Monday, July 29, 2013

Only What is Said Kindly is True

Here are some evocative observations from Karl Barth in a letter to a man in Switzerland shortly before Barth’s death:

Basel, 26 November 1968

You very kindly sent me your writing along with an accompanying letter. I thank you for this but also have to admit quite openly that I took no pleasure in reading it.

As opposed to what you learned from the other side, I have to say that precisely “in essentials” I am not at one with you and that I do not expect this publication of yours to have any salutary effect.

Why not? Because I do not detect in your work the slightest trace of what is called in holy scripture the peace of God that passes all understanding.

You say many correct things. But what is correct is not always true. Only what is said kindly is true. You do not speak kindly in a single line.

You utter a powerful No on all sides. It is indeed necessary to say No too. But the right No can only be one which derives from and is upheld by an even more powerful Yes. I hear you say only No.

You accuse. That, too, has to be done. But, again, if this is Christian accusation, it has to be enclosed in the promise, in the glad tidings of God’s grace. In you it is naked accusation.

You demand that others repent. Sometimes one must dare to do this. But only he may do so who himself repents and lives in repentance. You preach down from your high horse, righteous among the unrighteous, pure among the impure.

Dear Mr. N. N., I am in my eighty-third year, I am ahead of you by many years along with their experience of life, and I can only say: It cannot be done as you are trying to do it in your book. A Christian should not speak as you do either to his fellow-Christians or to his fellow-men nor should the church speak to the world.

. . . I concede you mean well.

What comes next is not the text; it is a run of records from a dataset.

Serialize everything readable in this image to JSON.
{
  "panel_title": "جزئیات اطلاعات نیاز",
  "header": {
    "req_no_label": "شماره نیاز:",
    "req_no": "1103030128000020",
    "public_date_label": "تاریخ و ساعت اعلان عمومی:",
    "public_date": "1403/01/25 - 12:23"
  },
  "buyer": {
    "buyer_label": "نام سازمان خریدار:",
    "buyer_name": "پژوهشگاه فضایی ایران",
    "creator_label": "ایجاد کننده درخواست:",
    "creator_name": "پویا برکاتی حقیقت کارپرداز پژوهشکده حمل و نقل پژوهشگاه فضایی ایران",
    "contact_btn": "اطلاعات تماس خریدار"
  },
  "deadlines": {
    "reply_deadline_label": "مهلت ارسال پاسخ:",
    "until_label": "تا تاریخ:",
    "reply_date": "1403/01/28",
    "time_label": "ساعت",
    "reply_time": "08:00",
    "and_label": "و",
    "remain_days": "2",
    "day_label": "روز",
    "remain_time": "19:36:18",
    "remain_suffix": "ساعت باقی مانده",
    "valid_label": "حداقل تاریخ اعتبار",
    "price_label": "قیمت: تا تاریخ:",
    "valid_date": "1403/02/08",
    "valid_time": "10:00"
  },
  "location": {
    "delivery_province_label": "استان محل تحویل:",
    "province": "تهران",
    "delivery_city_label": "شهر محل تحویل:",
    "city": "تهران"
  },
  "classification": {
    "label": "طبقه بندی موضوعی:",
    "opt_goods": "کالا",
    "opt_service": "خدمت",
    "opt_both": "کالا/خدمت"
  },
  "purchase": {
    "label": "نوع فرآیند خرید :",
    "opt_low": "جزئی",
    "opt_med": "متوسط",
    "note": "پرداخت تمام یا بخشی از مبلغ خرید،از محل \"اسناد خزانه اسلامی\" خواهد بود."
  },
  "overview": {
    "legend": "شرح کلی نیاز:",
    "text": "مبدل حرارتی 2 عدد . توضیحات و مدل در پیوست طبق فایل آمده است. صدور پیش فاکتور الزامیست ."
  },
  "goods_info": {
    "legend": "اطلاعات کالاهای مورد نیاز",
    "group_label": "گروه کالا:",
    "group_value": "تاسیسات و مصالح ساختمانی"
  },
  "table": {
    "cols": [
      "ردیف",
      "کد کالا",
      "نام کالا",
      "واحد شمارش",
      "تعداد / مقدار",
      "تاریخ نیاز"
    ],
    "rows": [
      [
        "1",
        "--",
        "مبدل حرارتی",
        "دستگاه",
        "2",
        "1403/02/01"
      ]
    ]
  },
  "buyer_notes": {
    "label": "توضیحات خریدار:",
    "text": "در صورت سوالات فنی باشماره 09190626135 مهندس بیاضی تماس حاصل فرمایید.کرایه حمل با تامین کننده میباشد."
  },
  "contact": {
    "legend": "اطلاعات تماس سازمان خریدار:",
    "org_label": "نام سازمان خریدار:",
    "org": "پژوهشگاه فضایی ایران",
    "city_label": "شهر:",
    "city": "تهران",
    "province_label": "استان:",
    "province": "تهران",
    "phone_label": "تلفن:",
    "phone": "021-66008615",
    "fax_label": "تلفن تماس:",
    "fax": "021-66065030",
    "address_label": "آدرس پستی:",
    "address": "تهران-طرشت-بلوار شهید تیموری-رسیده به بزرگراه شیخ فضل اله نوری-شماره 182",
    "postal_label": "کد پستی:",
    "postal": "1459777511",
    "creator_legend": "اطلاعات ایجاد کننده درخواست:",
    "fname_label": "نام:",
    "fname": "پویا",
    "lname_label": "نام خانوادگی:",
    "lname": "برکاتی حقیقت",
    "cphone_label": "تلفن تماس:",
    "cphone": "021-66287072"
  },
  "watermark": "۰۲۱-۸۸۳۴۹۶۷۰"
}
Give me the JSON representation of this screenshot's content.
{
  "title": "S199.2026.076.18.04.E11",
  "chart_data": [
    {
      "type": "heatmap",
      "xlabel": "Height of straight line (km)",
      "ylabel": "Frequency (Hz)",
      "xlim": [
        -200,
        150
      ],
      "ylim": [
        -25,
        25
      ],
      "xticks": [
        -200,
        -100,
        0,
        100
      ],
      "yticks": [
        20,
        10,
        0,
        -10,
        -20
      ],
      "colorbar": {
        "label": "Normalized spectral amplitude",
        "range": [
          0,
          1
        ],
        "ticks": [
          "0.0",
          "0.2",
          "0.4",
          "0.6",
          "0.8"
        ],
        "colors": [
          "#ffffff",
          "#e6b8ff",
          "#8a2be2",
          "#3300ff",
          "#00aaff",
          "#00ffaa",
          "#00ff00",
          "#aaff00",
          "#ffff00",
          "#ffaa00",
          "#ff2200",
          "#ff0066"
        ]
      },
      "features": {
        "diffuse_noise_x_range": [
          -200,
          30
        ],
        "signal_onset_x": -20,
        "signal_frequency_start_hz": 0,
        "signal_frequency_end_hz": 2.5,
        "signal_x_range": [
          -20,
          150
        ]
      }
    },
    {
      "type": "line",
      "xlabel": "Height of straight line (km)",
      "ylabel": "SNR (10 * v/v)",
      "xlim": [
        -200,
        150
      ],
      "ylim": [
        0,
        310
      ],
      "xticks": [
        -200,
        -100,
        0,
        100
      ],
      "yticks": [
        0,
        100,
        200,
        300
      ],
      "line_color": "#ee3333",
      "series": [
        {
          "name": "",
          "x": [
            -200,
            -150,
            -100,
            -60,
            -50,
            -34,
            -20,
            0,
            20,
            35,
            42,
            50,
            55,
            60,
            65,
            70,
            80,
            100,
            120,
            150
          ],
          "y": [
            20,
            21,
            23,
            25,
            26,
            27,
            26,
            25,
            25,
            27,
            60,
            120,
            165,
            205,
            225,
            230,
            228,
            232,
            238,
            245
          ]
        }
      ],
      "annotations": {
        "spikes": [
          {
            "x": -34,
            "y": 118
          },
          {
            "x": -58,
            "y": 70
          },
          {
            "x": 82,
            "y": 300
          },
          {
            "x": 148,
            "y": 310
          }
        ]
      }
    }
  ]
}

But in my serious opinion you must mean well in a better way.

This has me wondering (and I do not have the philosophical or theological background to do more than wonder). I wonder: If God is love (1 John 4:8)  and love is kind (1 Corinthians 13:4), might we say with Barth that mere facts, however correct, do not fully participate in the Truth unless they are expressed with kindness and toward loving ends? And unless we are able to do so, can we claim to know what we are talking about? How might the answers to these questions inform our speech to and about one another and, for that matter, the rest of creation?

Rather, speaking the truth in love, we are to grow up in every way into him who is the head, into Christ, from whom the whole body, joined and knit together by every joint with which it is supplied, when each part is working properly, makes bodily growth and upbuilds itself in love. (Ephesians 4:15-16)


Bob Kusiolek said...

Father Matt,
That was a very interesting post. I'll utter a "Yes" in approval of the thought that kindness counts.

On another occasion, Barth sent a letter to Dr. Geoffrey W. Bromiley (co-editor of Christianity Today at the time) in which he addressed the unkind criticism he often received from those who think uttering that powerful "No" is the height of orthodoxy. Barth wrote: "These men have already had their so-called orthodoxy for a long time. They are closed to anything else, they will cling to it at all costs, and they can adopt toward me only the role of prosecuting attorneys, trying to establish whether what I represent agrees or disagrees with their orthodoxy, in which I for my part have no interest! None of their questions leaves me with the impression that they want to seek with me the truth that is greater than us all."

Indeed, the truth is great than us all!

As Wittgenstein said: "To believe in God means to see that the facts of the world are not the end of the matter."

Bob Kusiolek

Bob Kusiolek said...

Oops! My third paragraph should have read: "Indeed, the truth is greater than us all!" Truthfully! :-)


Matt Gunter said...

Thanks, Bob, for the extra Barth quote. Good and wise words. And the Wittgenstsein quote is wonderful, too.

Of course, it has to be acknowledged that Barth was plenty capable of the emphatic, "Nein!" as Emil Brunner experienced.

Interestingly, the collection of letter from which I copied the above also contains a letter from Barth to Brunner's widow soon after his death expressing sympathy and quite conciliatory. I don't know if he ever extended an olive leaf to Brunner while the latter was living.